A team of plant molecular biologists have been examining how the male and female parts of flowers communicate to achieve fertilization. The researchers have now identified a pair of receptors which are key to this communication. The experts have also identified molecules that regulate the activity of the receptors.

This breakthrough discovery is the result of years of collaboration between researchers from the University of Massachusetts at Amherst and Peking University in China. The teams focused their investigation on reproduction in the model plant Arabidopsis.

“Our paper describes an important elaboration of the male and female interaction network in plant reproduction,” said study co-author Alice Cheung. “Molecules involved in the process have to work intimately together to orchestrate and support the male-female interactive events.”

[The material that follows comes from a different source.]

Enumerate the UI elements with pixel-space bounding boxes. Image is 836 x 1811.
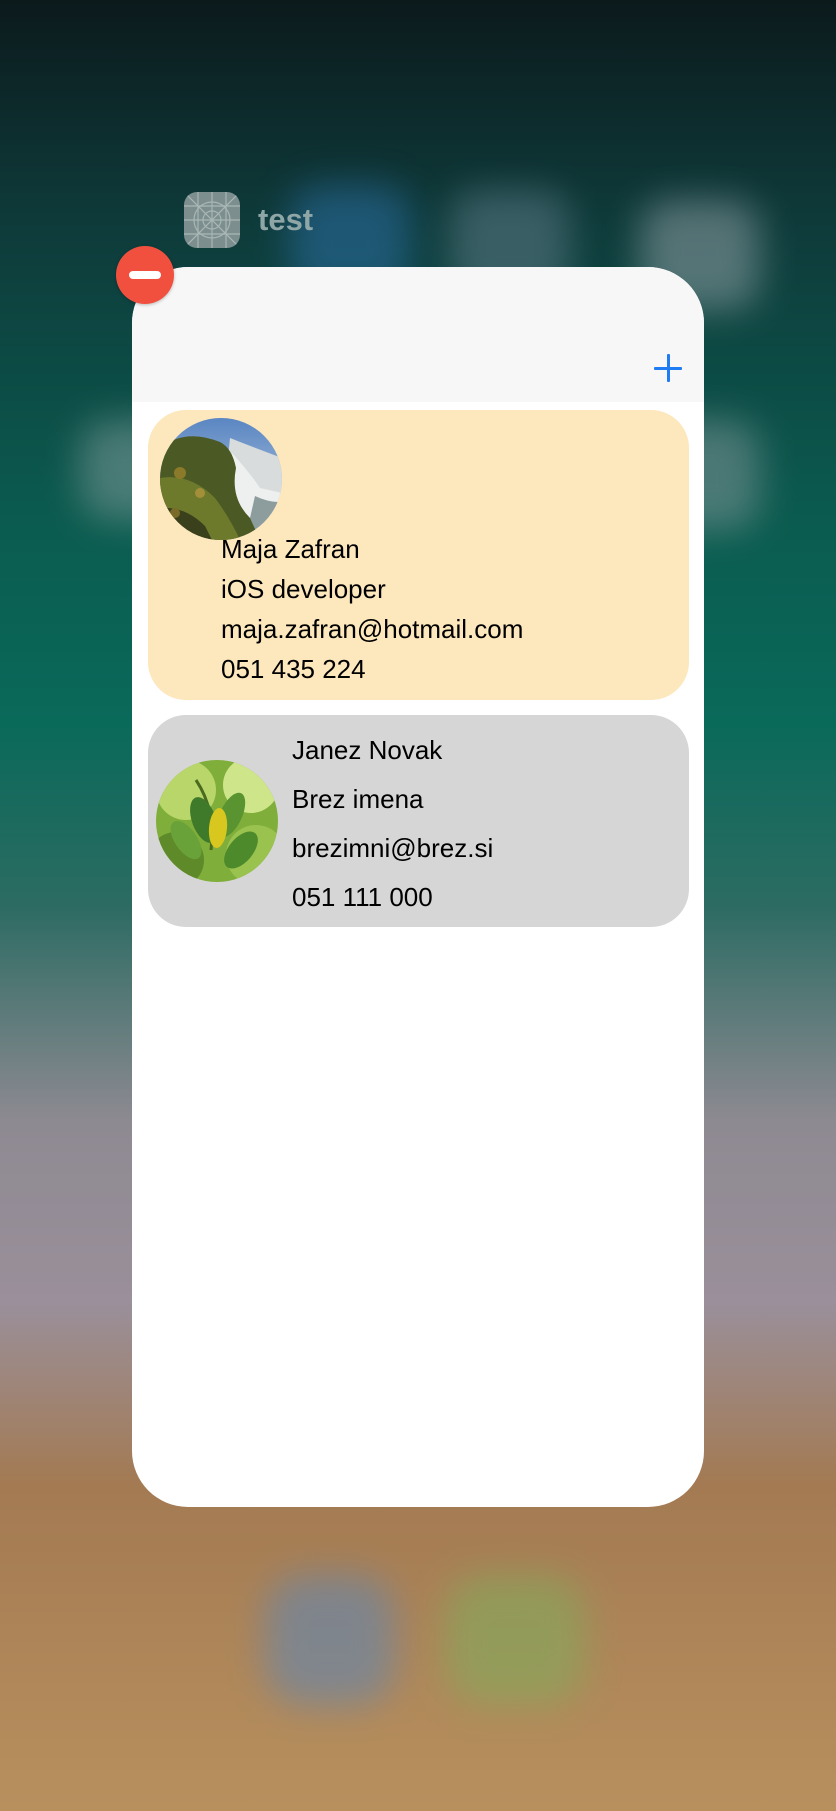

“In this process the pollen tube grows inside the pistil, often over distances hundreds or thousands of times greater than the tube’s diameter, to deliver sperm to the target egg cell,” explained Cheung. “The pollen tube must remain intact throughout this journey, but then must burst open at exactly the right time and place when it arrives at the target to release sperm for fertilization. Bursting too soon or failing to burst when it should are both devastating to reproduction.”

The research teams found that the newly discovered receptors, which they named Buddha Paper Seal 1 and 2 (BUPS1/2), have the responsibility of maintaining pollen tube integrity during the growth process.

Two of the molecules which regulate the receptors, known as Rapid Alkalinization Factors (RALF) 4 and 19, also assist in retaining the cohesion of the pollen tube. RALF 34, which is expressed by the female, helps to facilitate the bursting process.

Cheung refers to the way that these molecules interact with each other as an “intriguing communication mechanism” between male and female to produce seeds.

“In showing how receptors and their ligands work together to ensure reproductive success, our work illuminates one of the most mysterious processes in biology,” said Cheung.

The study is published in the journal Science.